One of the key players responsible for these concerning changes is the Minister for the NDIS, Linda Reynolds MP. She has come under scathing criticism for her claims that the cost of the scheme will balloon out beyond initial projections. However, activists have consistently stated insufficient evidence to support such claims.
In response to the growing threat of funding cuts, advocacy groups have collectively worked to overcome proposals that hinder individuals and families from accessing fair plans. The Teamwork Works Campaign is a recent example.
Teamwork Works is a campaign driven by National Disability Services (NDS), the peak organisation representing disability service providers across Australia, that will put people with disability and the workers that support them at the front and centre of the national conversation. The campaign has released a report by Per Capita that highlights the alarming inconsistencies of cost claims and the financial benefits the NDIS provides.
The NDS says that “people with disability are having their plans drastically cut, leaving them without the funding they need to build their team around them. The message is simple: it’s time for both major political parties to commit to a strong NDIS.”
Currently, the NDIS provides services to 450,000 Australians, and for every dollar spent, it delivers $2.25 to the Australian economy and directly employs 270,000 people. The Teamwork Works campaign is encouraging citizens to become involved by signing an open letter calling on the Federal Government to protect the future of the NDIS.
Last year, the proposal to implement independent assessments was rejected, a move that Senator Jordan Steele-John credits in part due to “the thousands of disabled people who mobilised, and made our opposition known.”
CPSN spoke with the office of Jordan Steele-John about the government’s handling of NDIS funding. Here’s what he had to say:
There’s been numerous reports of people’s plans being significantly cut. What supports are currently in place to help these individuals and their families?
The Morrison Government’s callous, systemic cuts to NDIS funding is leaving thousands of disabled people unable to live the full, independent life we all deserve. My office is supporting an ever-growing number of disabled people who’ve had their plans arbitrarily slashed, leaving them marooned without key supports and services.
It’s unconscionable that people’s vital funding is being cut, especially when the Coalition is throwing billions of dollars at nuclear submarines no one wants or needs.

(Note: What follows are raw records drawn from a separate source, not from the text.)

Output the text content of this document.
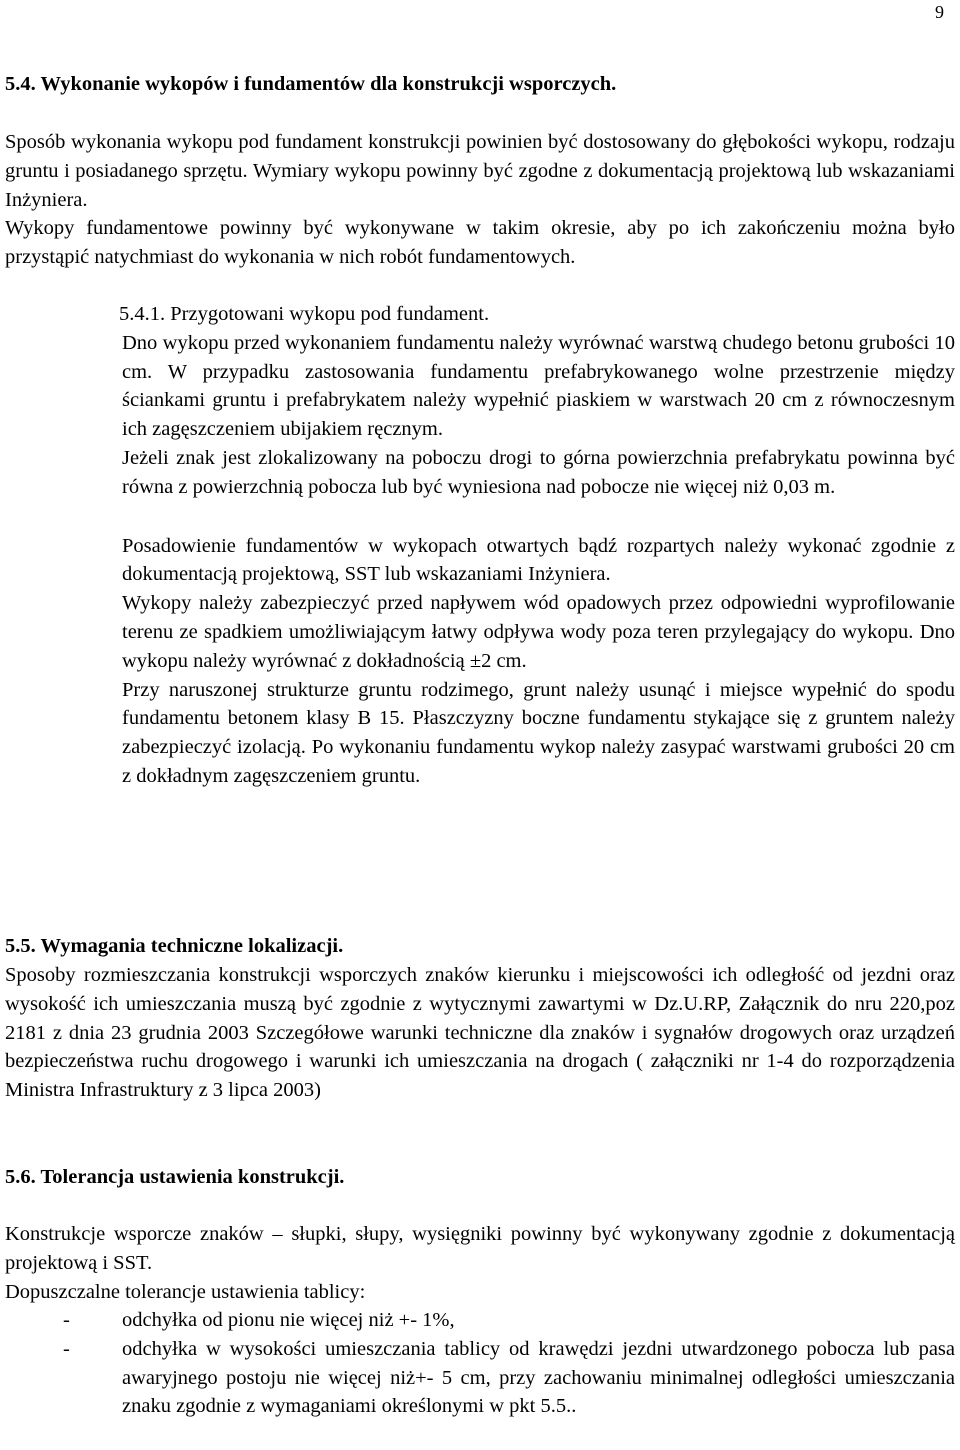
9
5.4. Wykonanie wykopów i fundamentów dla konstrukcji wsporczych.

Sposób wykonania wykopu pod fundament konstrukcji powinien być dostosowany do głębokości wykopu, rodzaju gruntu i posiadanego sprzętu. Wymiary wykopu powinny być zgodne z dokumentacją projektową lub wskazaniami Inżyniera.

Wykopy fundamentowe powinny być wykonywane w takim okresie, aby po ich zakończeniu można było przystąpić natychmiast do wykonania w nich robót fundamentowych.

5.4.1. Przygotowani wykopu pod fundament.

Dno wykopu przed wykonaniem fundamentu należy wyrównać warstwą chudego betonu grubości 10 cm. W przypadku zastosowania fundamentu prefabrykowanego wolne przestrzenie między ściankami gruntu i prefabrykatem należy wypełnić piaskiem w warstwach 20 cm z równoczesnym ich zagęszczeniem ubijakiem ręcznym.

Jeżeli znak jest zlokalizowany na poboczu drogi to górna powierzchnia prefabrykatu powinna być równa z powierzchnią pobocza lub być wyniesiona nad pobocze nie więcej niż 0,03 m.

Posadowienie fundamentów w wykopach otwartych bądź rozpartych należy wykonać zgodnie z dokumentacją projektową, SST lub wskazaniami Inżyniera.

Wykopy należy zabezpieczyć przed napływem wód opadowych przez odpowiedni wyprofilowanie terenu ze spadkiem umożliwiającym łatwy odpływa wody poza teren przylegający do wykopu. Dno wykopu należy wyrównać z dokładnością ±2 cm.

Przy naruszonej strukturze gruntu rodzimego, grunt należy usunąć i miejsce wypełnić do spodu fundamentu betonem klasy B 15. Płaszczyzny boczne fundamentu stykające się z gruntem należy zabezpieczyć izolacją. Po wykonaniu fundamentu wykop należy zasypać warstwami grubości 20 cm z dokładnym zagęszczeniem gruntu.

5.5. Wymagania techniczne lokalizacji.

Sposoby rozmieszczania konstrukcji wsporczych znaków kierunku i miejscowości ich odległość od jezdni oraz wysokość ich umieszczania muszą być zgodnie z wytycznymi zawartymi w Dz.U.RP, Załącznik do nru 220,poz 2181 z dnia 23 grudnia 2003 Szczegółowe warunki techniczne dla znaków i sygnałów drogowych oraz urządzeń bezpieczeństwa ruchu drogowego i warunki ich umieszczania na drogach ( załączniki nr 1-4 do rozporządzenia Ministra Infrastruktury z 3 lipca 2003)

5.6. Tolerancja ustawienia konstrukcji.

Konstrukcje wsporcze znaków – słupki, słupy, wysięgniki powinny być wykonywany zgodnie z dokumentacją projektową i SST.

Dopuszczalne tolerancje ustawienia tablicy:

-	odchyłka od pionu nie więcej niż +- 1%,
-	odchyłka w wysokości umieszczania tablicy od krawędzi jezdni utwardzonego pobocza lub pasa awaryjnego postoju nie więcej niż+- 5 cm, przy zachowaniu minimalnej odległości umieszczania znaku zgodnie z wymaganiami określonymi w pkt 5.5..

The Greens are working so hard to ensure the NDIS gets the resources it needs to support disabled people to live their best lives, now and into the future.
The Greens Party announced their Accessible Australia Plan. How will this plan address the existing concerns of cuts to funding?
Our Accessible Australia plan will fully resource the NDIS. First and foremost, that looks like increasing funding. It looks like removing the staffing cap, and ensuring staff receive high-quality and ongoing training and support. It looks like ensuring IT systems are fit for purpose and fully accessible.
We’re also committed to removing the age limit that prevents people over 65 being accepted in the NDIS and investing in the Quality and Safeguards Commission to ensure it’s adequately equipped to undertake its compliance and investigative work.
At the heart of this is the Greens’ commitment to ensuring the NDIS meets its full potential and appropriately supports all disabled people who need it. Anything less than that is simply not good enough.
There’s a lot of mixed information around Independent Assessments and how they affect participants, what are the key things NDIS Participants need to understand about IA?
Any change to the way NDIS participants are assessed must be co-designed with disabled people, our advocates and our peak bodies. The big problem with independent assessments is that they were not developed in consultation with disabled people – the people they would directly impact.
As a result, independent assessments wouldn’t produce an accurate picture of a disabled person’s life and needs. Forcing a disabled person to communicate their complex support needs to a complete stranger in a short appointment – someone unlikely to have an adequate understanding of their disability – is a highly inappropriate and inaccurate way to conduct such an assessment.
What are some of the ways the NDIS has stimulated the Australian economy?
The NDIS has a significant impact on the Australian economy. Modelling released last year shows that it provides an economic benefit of $2.25 for every dollar spent, contributing about $52.4 billion to the economy in 2020-21. The scheme also employs more than 270,000 people – that’s more than double the number of people employed in the fossil fuel sector in Australia.
When you strip it all back, that means underfunding the NDIS will bleed thousands of jobs. Australia’s GDP will take a significant hit. These are both things the Morrison Government claims to care about, so why are they continuing to undermine and underfund the scheme?
How can participants advocate their rights?
It’s really important that disabled people find themselves a good disability advocate who can help them uphold their rights and navigate the system. It’s also a good idea to become familiar with the rules of the NDIS if possible. My office is available to help with any questions as well!